We invite our members to submit their questions. We’ll give you a Strong Towns answer or find an expert who can. This week’s question is submitted by John T.

The City of Iowa City is in the preliminary design phase of Dubuque Street, a four-lane, partially divided arterial street leading into town. The University of Iowa has bus service on a portion of the street. City Staff's recommendation for most of the project was a 35mph speed limit with 12-foot lanes. Community members advocated for a 25mph speed limit with 11-foot lanes. Last night, the City Council agreed with our position. City staff, however, recommended a 2.5-foot curb and gutter, measured separately from the lane width, and City Council agreed. In my view, we've ended up with a 13-foot curb lane, much wider than desired if controlling speeds is a concern. References I've been using, "Designing Walkable Urban Thoroughfares: A Context Sensitive Approach" by ITE/Congress of the New Urbanism, and "Walkable City" by Jeff Speck, make no mention of the curb and gutter as a design element distinct from the traffic lane. My assumption has been lane width is taken from the face of curb, with the gutter included in the curb lane width. Please advise.

I’m probably not going to endear myself to you with this response, but I think both the staff and the community members have this wrong.

If I’m looking at the area correctly, this is not a street but a road, which is to say that it is a high speed connection between two places. You leave the interstate and head south into the heart of the city. The objective here should be high speed travel. You can easily travel 55 mph through this section as it is designed today.

Dubuque Street in Iowa City. Looks more like a road than a street. (Image from Google Streetview)

When you get to the bus stop at the University, you are injecting a little bit of street function into the roadway (but just a little bit). There are some design approaches that could be used here to keep the road function strong yet accommodate the university. A median between the bus stop lane and the two travel lanes would allow traffic to continue at high speeds along the road while having the street function where it is needed for the bus pickup.

Dubuque Street in Iowa City.

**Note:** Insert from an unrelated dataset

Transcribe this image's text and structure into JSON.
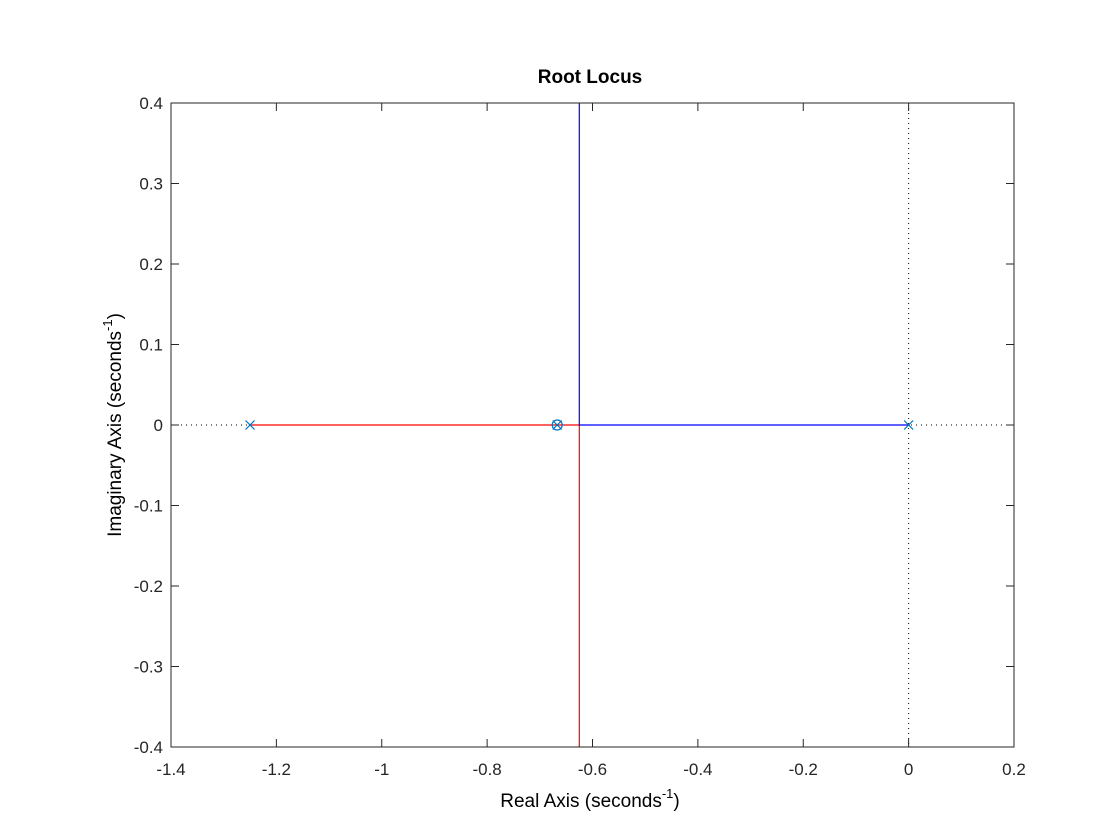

Creating a separated bus pickup would allow the road function to continue unimpaired.

The more difficult question is how to get students over to the recreational trail on the west side of the roadway. In a world where we don’t care about roads/streets, we do what they have done here already, which is to pretend there is no distinction and just run the sidewalk perpendicular to the road. Maybe traffic counts are low enough – and students agile enough – where they can judge the gaps (although that might be a little more dangerous Saturday nights). Ultimately, if Dubuque is going to function as a road though this section, there should not be a pedestrian crossing unless it is grade separated (bridge or tunnel).

The question then is whether or not this can function as a street through this section, which seems to be the desire of citizens with the suggested 25 mph design speed. A street is a platform for creating and capturing wealth. While there is plenty of room here to slow traffic, develop a node and attract investment, this is not happening here already. Not only would there be lower-hanging-fruit for the community to seek investment, I suspect the desire of residents is to have a more natural park area without intense development. Thus, making this a street does not seem viable.

Land across from the bus stop. Does not seem likely that Iowa City will be able to create a lot of community wealth here, so making Dubuque Street an actual street here does not seem viable.

To get to your specific question on how to measure the width of the lanes, I agree with you that it should be measured curb face to curb face. The mischief you describe is something we see quite often, where intransigent staff “loses” the fight but then redefines the parameters so that the elected officials can both support their constituents and acquiesce to the staff. Down in the Minneapolis area, I have seen staff actually present this as a “curb impact zone,” as if the curb needs to protected from traffic. This is really frustrating because it does not represent sound engineering practice but simply adherence to dogma with a touch of vindictive thrown in.

So yes, I will confirm your belief that you are getting messed with. It the lanes are 13-feet measured from the curb face, then you have a 13-foot lane. If it is approved that way, then I would start advocating for striping that at least provides some of the boundary function on the curb side. In other words, make them stripe the lane at 11 feet.

And just one last thought: if you are designing a 35-mph stroad (35 mph is, by definition, stroad speed) or if you are designing a street at 25 mph, you don’t need such wide lanes. To really be a street, your design speed should be lower – 20 mph or less – and your lanes even narrower, ten feet or less. Eleven and twelve foot lanes are stroad size, especially where there is no parking on the side of the street. You’re having a battle here where both sides are guaranteed to lose.